Naquela época, vale lembrar, os escravos eram imunes a muitas crises econômicas simplesmente porque não lhes era permitido participar da economia. Essa ilusão fazia com que muitos deles não conhecessem e nem tivessem condições de criar negócios, competir com os seus senhores ou até mesmo impor alguma nova realidade. Mantidos na escuridão do desconhecimento até do que faziam, incapazes de ler um livro ou manual, não seriam capazes de se indispor contra os senhores. Apenas os escravos mais torturados é que se fortaleciam, já que a tortura é estímulo para a libertação de quem tem um grande coração. Nem todas as almas são capazes de buscar a liberdade.

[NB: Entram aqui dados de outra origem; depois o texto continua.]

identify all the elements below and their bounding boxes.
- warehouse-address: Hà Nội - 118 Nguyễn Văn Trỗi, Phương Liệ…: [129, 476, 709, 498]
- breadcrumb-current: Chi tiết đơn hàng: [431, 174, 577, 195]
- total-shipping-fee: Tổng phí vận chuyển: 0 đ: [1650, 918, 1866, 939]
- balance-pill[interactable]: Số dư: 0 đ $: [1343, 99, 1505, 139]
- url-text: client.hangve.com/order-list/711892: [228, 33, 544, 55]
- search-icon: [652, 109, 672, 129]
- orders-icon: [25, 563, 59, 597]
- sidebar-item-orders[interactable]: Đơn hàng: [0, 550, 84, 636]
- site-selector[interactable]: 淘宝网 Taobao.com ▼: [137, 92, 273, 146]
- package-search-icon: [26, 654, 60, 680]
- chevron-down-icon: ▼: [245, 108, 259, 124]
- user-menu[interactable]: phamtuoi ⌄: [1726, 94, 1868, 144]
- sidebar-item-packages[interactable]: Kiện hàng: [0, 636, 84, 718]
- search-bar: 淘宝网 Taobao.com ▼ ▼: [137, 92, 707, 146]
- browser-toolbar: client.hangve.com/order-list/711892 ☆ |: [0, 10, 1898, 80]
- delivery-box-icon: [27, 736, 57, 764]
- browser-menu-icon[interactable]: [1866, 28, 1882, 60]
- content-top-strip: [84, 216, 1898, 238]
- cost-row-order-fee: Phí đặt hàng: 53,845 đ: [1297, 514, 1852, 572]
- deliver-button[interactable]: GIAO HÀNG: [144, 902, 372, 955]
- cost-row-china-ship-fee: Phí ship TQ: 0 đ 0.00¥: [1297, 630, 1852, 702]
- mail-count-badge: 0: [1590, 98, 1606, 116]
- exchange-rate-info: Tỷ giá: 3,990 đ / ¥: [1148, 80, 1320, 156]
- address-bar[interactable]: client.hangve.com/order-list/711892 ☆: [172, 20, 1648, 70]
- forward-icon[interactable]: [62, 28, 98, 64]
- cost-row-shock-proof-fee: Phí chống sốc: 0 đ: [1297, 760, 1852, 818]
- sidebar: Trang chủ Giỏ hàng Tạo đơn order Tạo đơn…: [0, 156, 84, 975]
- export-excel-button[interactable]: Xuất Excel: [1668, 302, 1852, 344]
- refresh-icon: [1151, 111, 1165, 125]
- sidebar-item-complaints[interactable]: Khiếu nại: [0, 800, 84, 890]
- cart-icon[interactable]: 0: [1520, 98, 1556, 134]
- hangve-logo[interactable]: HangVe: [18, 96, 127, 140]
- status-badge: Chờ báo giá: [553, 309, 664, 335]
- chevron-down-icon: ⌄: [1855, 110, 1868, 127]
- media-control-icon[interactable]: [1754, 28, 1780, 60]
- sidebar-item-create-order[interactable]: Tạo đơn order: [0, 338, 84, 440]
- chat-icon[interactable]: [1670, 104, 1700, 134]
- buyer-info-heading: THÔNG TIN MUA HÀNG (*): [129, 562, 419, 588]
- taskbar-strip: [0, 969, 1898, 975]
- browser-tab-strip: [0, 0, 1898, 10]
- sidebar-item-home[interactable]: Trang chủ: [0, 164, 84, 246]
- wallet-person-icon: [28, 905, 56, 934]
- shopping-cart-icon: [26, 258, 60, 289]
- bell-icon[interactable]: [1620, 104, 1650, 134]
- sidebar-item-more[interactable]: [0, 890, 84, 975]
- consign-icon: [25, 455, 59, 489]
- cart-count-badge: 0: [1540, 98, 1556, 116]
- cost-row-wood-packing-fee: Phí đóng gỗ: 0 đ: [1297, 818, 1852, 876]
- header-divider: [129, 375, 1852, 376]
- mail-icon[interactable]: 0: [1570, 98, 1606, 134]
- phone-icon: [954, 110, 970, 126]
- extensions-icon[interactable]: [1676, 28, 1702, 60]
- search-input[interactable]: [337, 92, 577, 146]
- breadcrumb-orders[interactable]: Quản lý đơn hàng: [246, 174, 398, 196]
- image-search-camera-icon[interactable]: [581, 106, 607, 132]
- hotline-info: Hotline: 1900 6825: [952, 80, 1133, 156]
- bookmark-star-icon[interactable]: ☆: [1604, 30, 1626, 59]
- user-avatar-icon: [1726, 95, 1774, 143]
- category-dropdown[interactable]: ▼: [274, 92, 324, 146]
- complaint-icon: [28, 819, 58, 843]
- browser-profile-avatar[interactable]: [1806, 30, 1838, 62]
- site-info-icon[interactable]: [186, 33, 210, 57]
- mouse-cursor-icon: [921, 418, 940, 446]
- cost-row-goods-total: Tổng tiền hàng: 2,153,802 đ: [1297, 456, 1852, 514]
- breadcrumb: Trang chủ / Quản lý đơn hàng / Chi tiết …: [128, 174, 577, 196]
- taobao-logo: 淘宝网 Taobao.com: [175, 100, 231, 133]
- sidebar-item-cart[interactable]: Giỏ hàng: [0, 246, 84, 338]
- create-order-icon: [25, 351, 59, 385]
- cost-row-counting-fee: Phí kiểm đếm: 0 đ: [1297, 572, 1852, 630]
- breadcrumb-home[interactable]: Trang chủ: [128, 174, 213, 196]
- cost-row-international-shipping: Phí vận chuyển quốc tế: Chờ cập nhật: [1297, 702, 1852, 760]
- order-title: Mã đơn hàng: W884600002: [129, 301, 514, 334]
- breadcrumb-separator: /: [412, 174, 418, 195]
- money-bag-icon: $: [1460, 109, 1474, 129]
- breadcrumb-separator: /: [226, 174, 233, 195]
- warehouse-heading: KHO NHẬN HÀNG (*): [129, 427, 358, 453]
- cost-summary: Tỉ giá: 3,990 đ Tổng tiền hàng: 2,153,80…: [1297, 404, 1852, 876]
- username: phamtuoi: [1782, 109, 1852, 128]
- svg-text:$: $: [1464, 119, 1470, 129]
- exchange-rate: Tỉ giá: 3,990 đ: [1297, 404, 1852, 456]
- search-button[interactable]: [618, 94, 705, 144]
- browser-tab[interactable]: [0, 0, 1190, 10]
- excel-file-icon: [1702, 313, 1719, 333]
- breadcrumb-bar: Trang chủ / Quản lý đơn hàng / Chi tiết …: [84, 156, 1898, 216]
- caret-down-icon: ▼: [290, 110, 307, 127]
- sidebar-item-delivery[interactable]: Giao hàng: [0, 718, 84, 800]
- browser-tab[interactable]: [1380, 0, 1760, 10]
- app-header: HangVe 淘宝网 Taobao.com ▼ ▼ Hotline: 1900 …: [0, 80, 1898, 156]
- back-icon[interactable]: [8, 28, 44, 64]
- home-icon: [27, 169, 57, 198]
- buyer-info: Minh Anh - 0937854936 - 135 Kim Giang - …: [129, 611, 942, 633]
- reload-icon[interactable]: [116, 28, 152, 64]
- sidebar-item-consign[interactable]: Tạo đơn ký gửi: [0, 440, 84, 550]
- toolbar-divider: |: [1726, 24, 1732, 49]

Muitos hoje ainda vivem escravizados sem perceber que não se trata apenas do trabalho escravo. Ele é também o trabalho mal remunerado, a ignorância mantida com rigor. A nossa escravidão se traduz na ignorância por consenso, ou até mesmo na mercantilização da ignorância, por meio de músicas ruins, de discursos vazios, de propagandas políticas mentirosas ou até mesmo no “jeitinho brasileiro”, que tem nos tornado incapazes de sermos livres de nossas próprias mazelas. Toda vez que uma lei é criada, sempre há, em nosso país, algum político buscando alguma vírgula, alguma crase, alguma alínea ou travessão que a desvirtue. Ou simplesmente há os sociopatas que as desobedecem em nome da dominação alheia, do controle da mente do próximo. Não há aqui o amor ao próximo que se alardeia. Ao contrário do que teria dito o “profeta Gentileza”, a realidade é que a cordialidade ignorante gera mais ignorância.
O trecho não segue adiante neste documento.